Expect the supply of apartments to drop in coming years

Here's yet another sign that apartment supply will plunge in the second half of 2025 and into 2026: Multifamily permits continue to drop off, and in January 2024 hit the lowest levels since the COVID lockdown era. And there's little reason to expect that storyline to change any time soon.

Permits had been somewhat stickily elevated through 2023, even if well below 2021-22 peaks. We heard many developers pushed forward on pulling permits for various reasons, primarily on projects that had been rapidly advancing to that stage prior to hitting the wall of rising rates, falling lease-up rents and diminishing capital interest in ground-up development. Some developers were pushing to be "shovel ready" once capital returned.

But that permitting pipeline is drying up.

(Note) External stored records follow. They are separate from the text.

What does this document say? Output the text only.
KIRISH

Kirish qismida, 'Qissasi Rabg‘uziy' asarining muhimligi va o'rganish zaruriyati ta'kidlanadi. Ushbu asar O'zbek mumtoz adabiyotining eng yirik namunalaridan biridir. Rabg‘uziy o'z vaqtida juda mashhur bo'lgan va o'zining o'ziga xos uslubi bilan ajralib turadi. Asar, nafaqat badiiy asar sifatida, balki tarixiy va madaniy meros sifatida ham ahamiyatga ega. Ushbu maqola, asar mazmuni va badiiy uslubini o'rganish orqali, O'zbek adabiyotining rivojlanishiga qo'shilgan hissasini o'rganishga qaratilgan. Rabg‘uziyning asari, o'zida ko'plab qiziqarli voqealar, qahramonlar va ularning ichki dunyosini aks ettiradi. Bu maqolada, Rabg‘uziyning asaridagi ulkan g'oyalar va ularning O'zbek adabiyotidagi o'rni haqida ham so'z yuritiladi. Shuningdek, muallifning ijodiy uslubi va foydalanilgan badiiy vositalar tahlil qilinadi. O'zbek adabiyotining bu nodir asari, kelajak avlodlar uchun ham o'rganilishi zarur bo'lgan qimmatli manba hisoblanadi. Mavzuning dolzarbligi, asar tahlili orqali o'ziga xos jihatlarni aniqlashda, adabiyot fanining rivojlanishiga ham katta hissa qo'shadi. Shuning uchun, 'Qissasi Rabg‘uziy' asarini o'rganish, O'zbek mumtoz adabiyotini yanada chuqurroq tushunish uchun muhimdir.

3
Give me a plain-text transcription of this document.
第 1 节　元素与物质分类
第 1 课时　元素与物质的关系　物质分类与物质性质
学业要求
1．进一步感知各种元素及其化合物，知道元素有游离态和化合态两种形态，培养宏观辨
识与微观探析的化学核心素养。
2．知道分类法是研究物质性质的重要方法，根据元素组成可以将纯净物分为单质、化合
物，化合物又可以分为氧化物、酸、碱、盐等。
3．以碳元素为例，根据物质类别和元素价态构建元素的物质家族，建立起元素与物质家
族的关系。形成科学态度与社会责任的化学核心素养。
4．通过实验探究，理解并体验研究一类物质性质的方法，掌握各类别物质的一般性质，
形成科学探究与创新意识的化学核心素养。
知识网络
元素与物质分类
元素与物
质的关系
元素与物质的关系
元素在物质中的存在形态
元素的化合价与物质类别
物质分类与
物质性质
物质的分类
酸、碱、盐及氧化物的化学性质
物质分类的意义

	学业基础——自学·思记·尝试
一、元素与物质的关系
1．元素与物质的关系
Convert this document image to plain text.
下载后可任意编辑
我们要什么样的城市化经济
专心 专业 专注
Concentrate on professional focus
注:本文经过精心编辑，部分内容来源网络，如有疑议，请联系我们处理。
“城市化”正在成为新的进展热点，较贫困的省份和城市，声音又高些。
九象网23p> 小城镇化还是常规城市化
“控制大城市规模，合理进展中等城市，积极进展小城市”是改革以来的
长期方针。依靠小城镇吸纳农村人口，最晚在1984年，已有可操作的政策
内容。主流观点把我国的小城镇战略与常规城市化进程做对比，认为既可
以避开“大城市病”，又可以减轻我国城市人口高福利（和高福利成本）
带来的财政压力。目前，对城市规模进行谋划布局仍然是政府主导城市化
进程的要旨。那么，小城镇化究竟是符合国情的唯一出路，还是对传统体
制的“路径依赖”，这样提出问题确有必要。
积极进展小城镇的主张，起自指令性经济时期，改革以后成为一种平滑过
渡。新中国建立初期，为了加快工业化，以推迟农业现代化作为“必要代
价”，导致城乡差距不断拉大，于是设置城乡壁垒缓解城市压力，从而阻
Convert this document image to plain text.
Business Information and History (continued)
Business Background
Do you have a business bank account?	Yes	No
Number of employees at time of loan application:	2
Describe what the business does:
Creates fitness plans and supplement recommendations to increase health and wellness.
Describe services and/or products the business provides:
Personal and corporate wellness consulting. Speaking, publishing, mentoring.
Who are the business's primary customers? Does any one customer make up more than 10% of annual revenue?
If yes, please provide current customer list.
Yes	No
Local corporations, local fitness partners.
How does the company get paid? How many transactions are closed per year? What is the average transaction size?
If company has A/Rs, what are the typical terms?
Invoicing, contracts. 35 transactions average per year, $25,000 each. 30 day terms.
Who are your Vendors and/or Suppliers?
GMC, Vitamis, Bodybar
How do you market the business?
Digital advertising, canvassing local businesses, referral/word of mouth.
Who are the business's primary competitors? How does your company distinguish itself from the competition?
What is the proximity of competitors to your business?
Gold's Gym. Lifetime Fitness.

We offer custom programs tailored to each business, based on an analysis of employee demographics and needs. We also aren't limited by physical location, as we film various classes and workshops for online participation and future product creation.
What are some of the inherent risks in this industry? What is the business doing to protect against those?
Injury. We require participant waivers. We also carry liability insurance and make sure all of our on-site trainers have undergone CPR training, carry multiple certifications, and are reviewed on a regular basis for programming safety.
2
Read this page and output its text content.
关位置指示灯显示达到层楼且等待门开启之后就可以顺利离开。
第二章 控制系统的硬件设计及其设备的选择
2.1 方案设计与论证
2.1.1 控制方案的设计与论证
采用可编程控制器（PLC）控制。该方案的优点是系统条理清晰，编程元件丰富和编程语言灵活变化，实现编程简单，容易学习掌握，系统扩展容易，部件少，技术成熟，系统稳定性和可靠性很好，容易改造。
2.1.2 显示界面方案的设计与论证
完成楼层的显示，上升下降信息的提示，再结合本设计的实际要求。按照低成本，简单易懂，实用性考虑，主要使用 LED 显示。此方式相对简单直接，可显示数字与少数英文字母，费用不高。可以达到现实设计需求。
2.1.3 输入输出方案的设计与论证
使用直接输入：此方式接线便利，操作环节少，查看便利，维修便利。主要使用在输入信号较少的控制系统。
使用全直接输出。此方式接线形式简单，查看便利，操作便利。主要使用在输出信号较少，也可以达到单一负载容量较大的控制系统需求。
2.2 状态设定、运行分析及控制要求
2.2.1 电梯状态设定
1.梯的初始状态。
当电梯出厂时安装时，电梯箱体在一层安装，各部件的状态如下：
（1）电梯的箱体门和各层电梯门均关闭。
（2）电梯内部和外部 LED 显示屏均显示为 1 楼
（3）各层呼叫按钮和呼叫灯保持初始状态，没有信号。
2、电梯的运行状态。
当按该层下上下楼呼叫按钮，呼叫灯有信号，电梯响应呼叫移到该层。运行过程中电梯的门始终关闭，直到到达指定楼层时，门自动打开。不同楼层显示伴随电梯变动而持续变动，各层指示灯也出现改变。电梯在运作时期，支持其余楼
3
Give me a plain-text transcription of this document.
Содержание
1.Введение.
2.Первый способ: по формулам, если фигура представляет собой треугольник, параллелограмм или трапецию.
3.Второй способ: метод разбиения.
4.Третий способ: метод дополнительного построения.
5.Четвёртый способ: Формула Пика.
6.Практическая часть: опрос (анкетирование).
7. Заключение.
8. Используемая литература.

Total multifamily permits nationally fell below 34,000 units in January for the first time since April 2020 -- which, of course, was during the height of COVID lockdowns, partially closed municipal offices and heightened uncertainty.

Starts also dropped off 40% in 2023 (compared to 2022), and developer surveys and declining permit volumes suggest even fewer starts in 2024. Some starts will continue (the pipeline isn't totally dry), with many of those having some type of affordable housing or attainable housing component -- where financing can still be available (though, of course, often quite complicated).

When will permits and starts take off again? Probably no time soon.

Think about what it would take. A material rise in permits and starts would first require rebounding apartment fundamentals -- especially for lease-ups to stabilize and rents to start climbing again. Given peak supply hitting this year and early 2025, that probably won't happen until mid-2025 at the very earliest... likely later. Additionally, construction lenders will need to see some eased regulatory pressure, and equity investors will want to see some decline in rates plus see market dynamics shift back where there's better yield on ground-up development than on chasing recent lease-ups.

All that will take quite some time.

Bottom line: This is all more evidence apartment supply will drop substantially in the second half of 2025, into 2026 and likely into 2027. And that should give confidence to operators and lenders banking on a market rebound over that time period.